O turismo precisa de deixar de ser visto como um setor “extrativista”, associado ao stress e à ansiedade, e passar a recorrer à tecnologia – em particular à inteligência artificial (IA) – não só para eliminar os “atritos” de uma viagem, mas também para criar valor duradouro para pessoas, economias e territórios.

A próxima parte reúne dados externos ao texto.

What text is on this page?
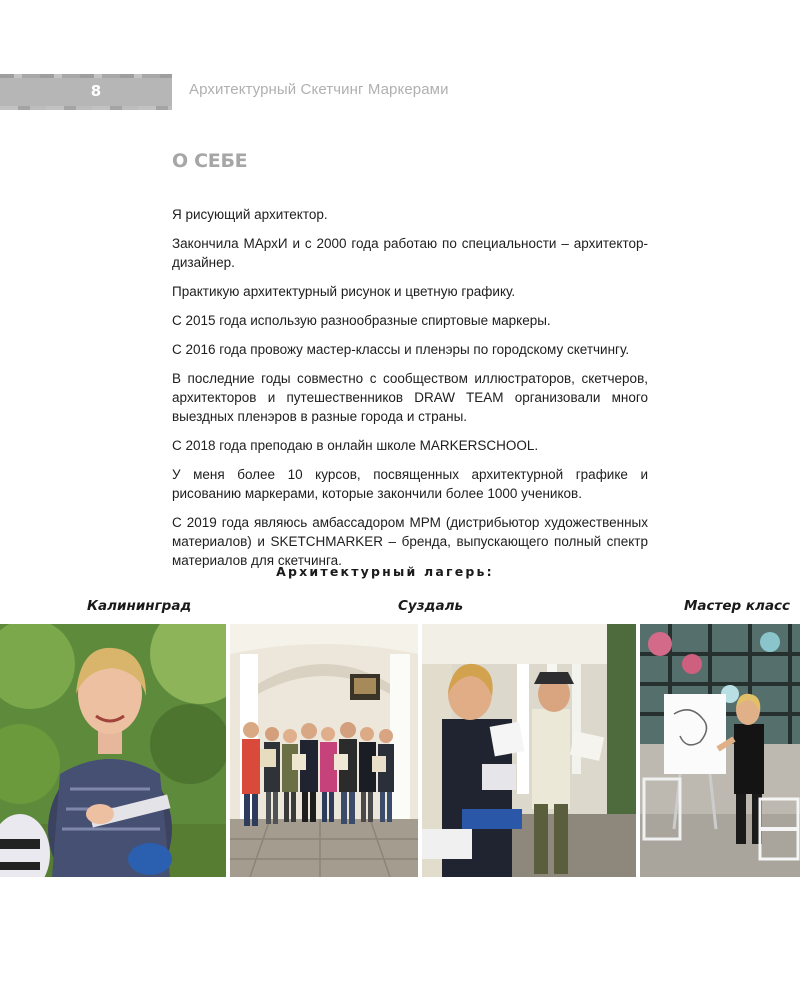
8	Архитектурный Скетчинг Маркерами
О СЕБЕ

Я рисующий архитектор.

Закончила МАрхИ и с 2000 года работаю по специальности – архитектор-дизайнер.

Практикую архитектурный рисунок и цветную графику.

С 2015 года использую разнообразные спиртовые маркеры.

С 2016 года провожу мастер-классы и пленэры по городскому скетчингу.

В последние годы совместно с сообществом иллюстраторов, скетчеров, архитекторов и путешественников DRAW TEAM организовали много выездных пленэров в разные города и страны.

С 2018 года преподаю в онлайн школе MARKERSCHOOL.

У меня более 10 курсов, посвященных архитектурной графике и рисованию маркерами, которые закончили более 1000 учеников.

С 2019 года являюсь амбассадором МРМ (дистрибьютор художественных материалов) и SKETCHMARKER – бренда, выпускающего полный спектр материалов для скетчинга.

Архитектурный лагерь:
Калининград	Суздаль	Мастер класс
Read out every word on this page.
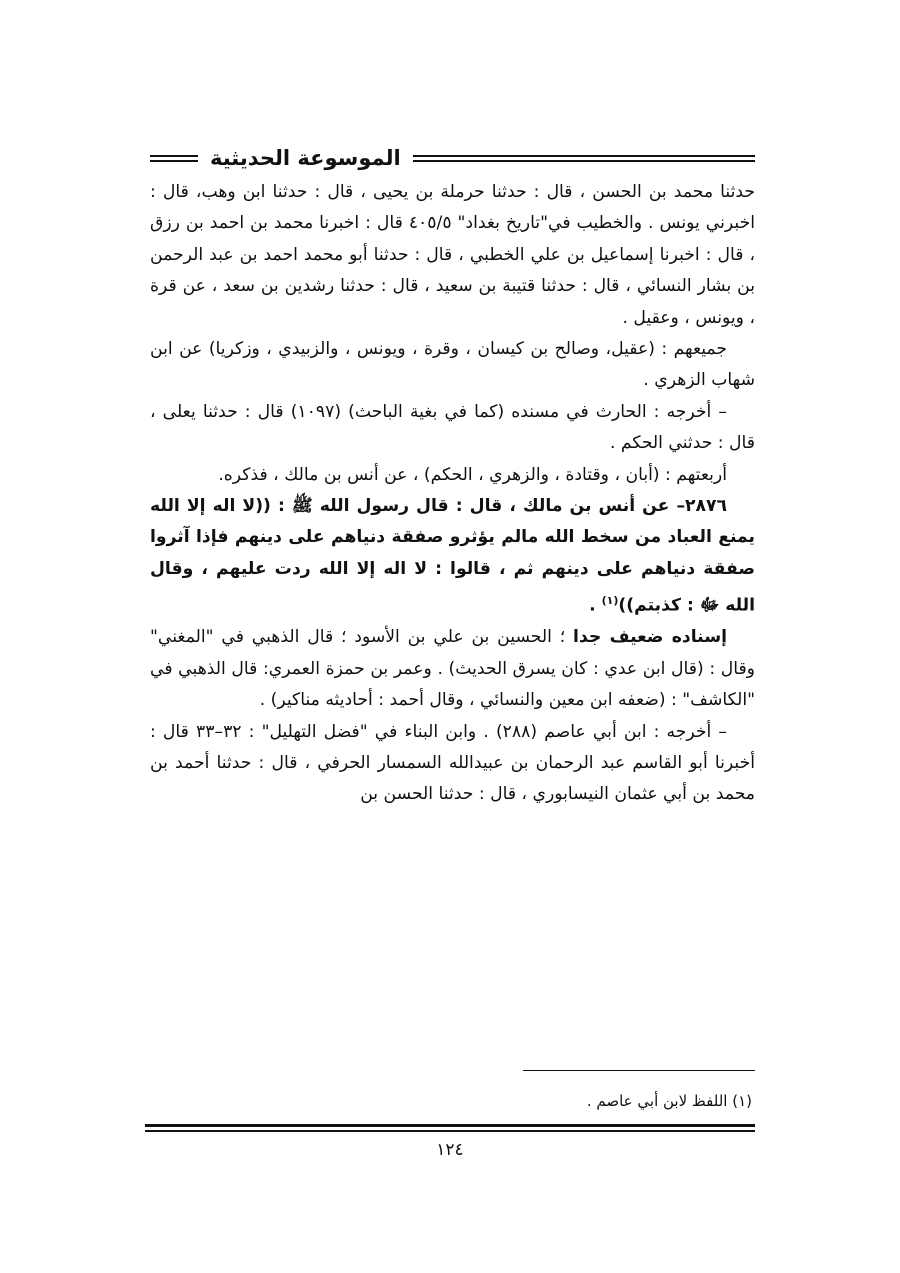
الموسوعة الحديثية

حدثنا محمد بن الحسن ، قال : حدثنا حرملة بن يحيى ، قال : حدثنا ابن وهب، قال : اخبرني يونس . والخطيب في"تاريخ بغداد" ٤٠٥/٥ قال : اخبرنا محمد بن احمد بن رزق ، قال : اخبرنا إسماعيل بن علي الخطبي ، قال : حدثنا أبو محمد احمد بن عبد الرحمن بن بشار النسائي ، قال : حدثنا قتيبة بن سعيد ، قال : حدثنا رشدين بن سعد ، عن قرة ، ويونس ، وعقيل .

جميعهم : (عقيل، وصالح بن كيسان ، وقرة ، ويونس ، والزبيدي ، وزكريا) عن ابن شهاب الزهري .

– أخرجه : الحارث في مسنده (كما في بغية الباحث) (١٠٩٧) قال : حدثنا يعلى ، قال : حدثني الحكم .

أربعتهم : (أبان ، وقتادة ، والزهري ، الحكم) ، عن أنس بن مالك ، فذكره.

٢٨٧٦– عن أنس بن مالك ، قال : قال رسول الله ﷺ : ((لا اله إلا الله يمنع العباد من سخط الله مالم يؤثرو صفقة دنياهم على دينهم فإذا آثروا صفقة دنياهم على دينهم ثم ، قالوا : لا اله إلا الله ردت عليهم ، وقال الله ﷻ : كذبتم))$^{(١)}$ .

إسناده ضعيف جدا ؛ الحسين بن علي بن الأسود ؛ قال الذهبي في "المغني" وقال : (قال ابن عدي : كان يسرق الحديث) . وعمر بن حمزة العمري: قال الذهبي في "الكاشف" : (ضعفه ابن معين والنسائي ، وقال أحمد : أحاديثه مناكير) .

– أخرجه : ابن أبي عاصم (٢٨٨) . وابن البناء في "فضل التهليل" : ٣٢–٣٣ قال : أخبرنا أبو القاسم عبد الرحمان بن عبيدالله السمسار الحرفي ، قال : حدثنا أحمد بن محمد بن أبي عثمان النيسابوري ، قال : حدثنا الحسن بن

(١) اللفظ لابن أبي عاصم .
١٢٤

A ideia foi defendida esta sexta-feira por David Rowan, editor-chefe fundador da revista Wired no Reino Unido, no Boost 2026.

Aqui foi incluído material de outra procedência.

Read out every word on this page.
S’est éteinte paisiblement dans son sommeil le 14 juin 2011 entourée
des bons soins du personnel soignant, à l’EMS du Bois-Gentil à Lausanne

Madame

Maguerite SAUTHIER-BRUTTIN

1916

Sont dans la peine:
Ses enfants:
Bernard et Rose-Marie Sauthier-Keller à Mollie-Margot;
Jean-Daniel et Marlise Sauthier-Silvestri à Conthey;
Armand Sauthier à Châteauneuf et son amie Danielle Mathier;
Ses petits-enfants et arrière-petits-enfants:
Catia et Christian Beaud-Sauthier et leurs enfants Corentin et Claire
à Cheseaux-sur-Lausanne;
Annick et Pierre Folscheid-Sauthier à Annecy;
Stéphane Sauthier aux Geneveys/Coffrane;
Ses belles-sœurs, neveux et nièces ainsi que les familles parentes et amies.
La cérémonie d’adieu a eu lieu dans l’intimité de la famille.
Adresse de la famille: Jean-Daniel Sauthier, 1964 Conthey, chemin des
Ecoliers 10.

Para Rowan, a perceção pública do setor está cada vez mais associada à ansiedade e ao stress. “Penso que as viagens e o turismo têm cada vez mais uma reputação que deixa as pessoas ansiosas. São extrativistas, causam stress”, afirmou, sublinhando que “é tempo de colocar o amor no centro do que é o turismo”. Nesse contexto, a tecnologia surge como um facilitador essencial, “não só porque a IA pode eliminar os atritos de uma viagem, mas também porque nos permite personalizar a experiência e a expectativa com base no indivíduo”.

O editor-chefe da Wired UK destacou que o setor tem agora capacidade para trabalhar à escala da individualização. “É possível absorver enormes quantidades de dados e oferecer milhões de experiências individuais”, disse, defendendo que a era do turismo de massas como produto indiferenciado chegou ao fim. “Antes de termos tecnologia que pudesse personalizar [experiências], as viagens eram um produto básico que se vendia e tinha de ser um produto de massas. Essa era já passou”.

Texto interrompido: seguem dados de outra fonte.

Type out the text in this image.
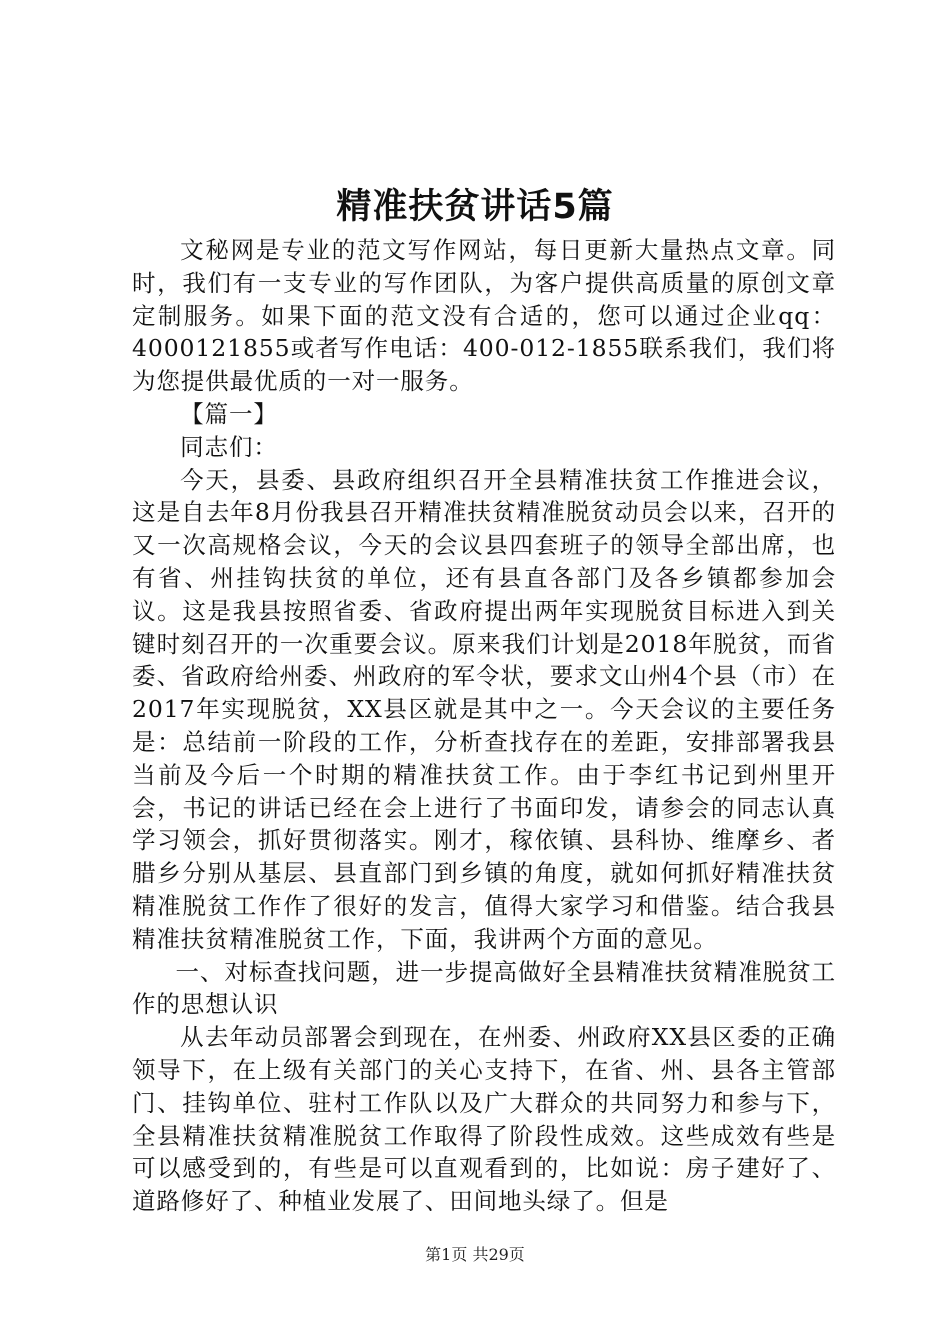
精准扶贫讲话5篇

文秘网是专业的范文写作网站，每日更新大量热点文章。同时，我们有一支专业的写作团队，为客户提供高质量的原创文章定制服务。如果下面的范文没有合适的，您可以通过企业qq：4000121855或者写作电话：400-012-1855联系我们，我们将为您提供最优质的一对一服务。

【篇一】

同志们：

今天，县委、县政府组织召开全县精准扶贫工作推进会议，这是自去年8月份我县召开精准扶贫精准脱贫动员会以来，召开的又一次高规格会议，今天的会议县四套班子的领导全部出席，也有省、州挂钩扶贫的单位，还有县直各部门及各乡镇都参加会议。这是我县按照省委、省政府提出两年实现脱贫目标进入到关键时刻召开的一次重要会议。原来我们计划是2018年脱贫，而省委、省政府给州委、州政府的军令状，要求文山州4个县（市）在2017年实现脱贫，XX县区就是其中之一。今天会议的主要任务是：总结前一阶段的工作，分析查找存在的差距，安排部署我县当前及今后一个时期的精准扶贫工作。由于李红书记到州里开会，书记的讲话已经在会上进行了书面印发，请参会的同志认真学习领会，抓好贯彻落实。刚才，稼依镇、县科协、维摩乡、者腊乡分别从基层、县直部门到乡镇的角度，就如何抓好精准扶贫精准脱贫工作作了很好的发言，值得大家学习和借鉴。结合我县精准扶贫精准脱贫工作，下面，我讲两个方面的意见。

一、对标查找问题，进一步提高做好全县精准扶贫精准脱贫工作的思想认识

从去年动员部署会到现在，在州委、州政府XX县区委的正确领导下，在上级有关部门的关心支持下，在省、州、县各主管部门、挂钩单位、驻村工作队以及广大群众的共同努力和参与下，全县精准扶贫精准脱贫工作取得了阶段性成效。这些成效有些是可以感受到的，有些是可以直观看到的，比如说：房子建好了、道路修好了、种植业发展了、田间地头绿了。但是

第1页 共29页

Rowan alertou, no entanto, para o peso da “narrativa mediática” negativa, associada aos protestos contra o turismo de massas em países como Espanha. “Precisamos de contar uma história mais envolvente, de que o turismo não é extrativista”, reiterou, defendendo uma reformulação estratégica que permita mostrar que “trazer pessoas de outro lugar para Portugal é uma oportunidade de crescimento, de regeneração ambiental, de atração de talento que pode ficar [no país] a longo prazo, de investimento”.

Essa mudança passa, segundo o orador, por usar a tecnologia para levar visitantes a nichos específicos e criar comunidades de interesse. “Podemos levar as pessoas a nichos de mercado específicos, a locais que não lhes foram apresentados com base nos seus objetivos e desejos pessoais”, explicou, dando como exemplo o impacto indireto de eventos como o Web Summit, que atraem empreendedores que acabam por se fixar no país.

Desta forma, torna-se possível “construir comunidades de interesse que não são comercializadas em massa como produtos turísticos, mas que utilizam os benefícios especiais deste ecossistema como uma plataforma sobre a qual o talento se pode desenvolver”, afirmou. Segundo o responsável, esta abordagem implica também “ligar pessoas – não [manter os] turistas isolados, mas integrá-los com base nos seus interesses nas comunidades locais”, reforçando o papel do turismo como catalisador de inovação e desenvolvimento a longo prazo.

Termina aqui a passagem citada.